M. Diaby a confirmé qu'il est analphabète et donc pour gagner sa vie, il compte sur les activités agricoles, en particulier l'élevage caprin en raison de sa croissance rapide, de sa facilité de culture et de sa commercialisation rapide. En suivant la formation F2F et en appliquant les techniques apprises, M. Diaby a eu les améliorations et les succès suivants:

  1. À ce jour, il n’a pas de chèvres naines dans son troupeau et grâce au programme d’élevage, la production de lait de ses chèvres est passée de 3 litres par jour à 8-10 litres; cela signifie qu'il est en mesure de vendre 5 à 7 litres de lait à environ 1,40 $ le litre. C'est un revenu de 7 $ par jour ou de 210 $ par mois;
  2. Il y a beaucoup de demandes pour la chèvre améliorée qu'il ne peut pas encore satisfaire pleinement. De 25 chèvres, son troupeau est passé à plus de 100 chèvres; et à partir de 20 $ par tête pour une chèvre adulte, il vend un nouveau-né à 20 $ et plus quand il sera grand;
  3. Avant, les membres de la coopérative ne fournissaient pas de colostrum aux nouveau-nés et maintenant ils en sont nourris tôt et la mortalité des enfants a considérablement diminué;
  4. Comme il vaut mieux prévenir que guérir, tous les membres de la coopérative évaluent quotidiennement leur troupeau afin de prendre en charge les petits soucis peuvent alors faire appel au vétérinaire pour les plus gros soucis;
  5. La meilleure amélioration de cette année est qu'il a pu séparer les mâles et les femelles et synchroniser le croisement. Son dernier groupe de 54 nouveau-nés (26 mâles et 28 femelles) ont tous un mois et peuvent être élevés facilement; et
  6. Enfin, il ne cultive pas principalement des chèvres pour la viande, mais produit et vend plutôt des chèvres améliorées pour les croisements. Lorsqu'il vend ses chèvres améliorées aux agriculteurs, il prend toujours le temps de donner des conseils sur les meilleures pratiques de soins et de croissance.

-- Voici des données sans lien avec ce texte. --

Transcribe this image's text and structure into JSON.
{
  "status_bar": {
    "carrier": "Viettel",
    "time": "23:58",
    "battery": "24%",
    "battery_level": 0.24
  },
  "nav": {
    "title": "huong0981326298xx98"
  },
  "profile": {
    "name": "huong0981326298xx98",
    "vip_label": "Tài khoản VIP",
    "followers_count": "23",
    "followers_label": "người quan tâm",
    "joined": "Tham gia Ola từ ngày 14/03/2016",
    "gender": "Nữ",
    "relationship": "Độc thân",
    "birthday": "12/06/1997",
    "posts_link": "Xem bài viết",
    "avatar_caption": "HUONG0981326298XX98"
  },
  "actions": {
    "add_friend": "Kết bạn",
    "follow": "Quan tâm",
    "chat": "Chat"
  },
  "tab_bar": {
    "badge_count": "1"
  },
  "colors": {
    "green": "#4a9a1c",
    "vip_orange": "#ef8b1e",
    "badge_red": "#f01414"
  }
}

Parfois, il rend même visite au client de sa ferme pour le motiver davantage à progresser.

Il a également déclaré: «Ma vision pour l'avenir est de convertir ma production améliorée de chèvres en une véritable entreprise en clôturant ma ferme, en agrandissant mon puits pour plus d'eau, en continuant à améliorer mon élevage, en synchronisant les naissances, en construisant un abri plus grand pour les chèvres pour éviter maladies des sabots et ramasser du fumier pour mon champ de culture. Bien sûr, je continuerai également à apprendre des bénévoles de F2F, d’autres partenaires et des agriculteurs, car les connaissances n’ont pas de fin. »

La formation F2F est toujours en demande. Au cours de la réunion, les femmes membres de la coopérative ont demandé une formation en aviculture et en maraîchage.

À la fin de la réunion, Kevin a demandé à M. Diaby s'il avait suivi les décès de nouveau-nés. M. Diaby a répondu: «Avec certitude. Avant cela (la mort du nouveau-né) était un problème majeur, mais j'ai trouvé la solution de la vaccination précoce des nouveau-nés, même âgés d'un jour, en plus d'une bonne alimentation et d'une évaluation approfondie pour éviter cela; Je me souviens de la recommandation du bénévole Scott Haskell: Arrêtez – Regardez – Écoutez.

Après avoir exprimé leurs sincères remerciements aux membres de la coopérative pour leur disponibilité, Erin, Kevin et moi sommes retournés au village de Katibougou où nous avons partagé et apprécié un déjeuner composé de «Tô» un millet local cuit dans des pâtes dures et une sauce au gombo. C'était très agréable de partager un repas et ces expériences avec nos collègues de l'USAID et j'ai apprécié d'accueillir Erin au Mali.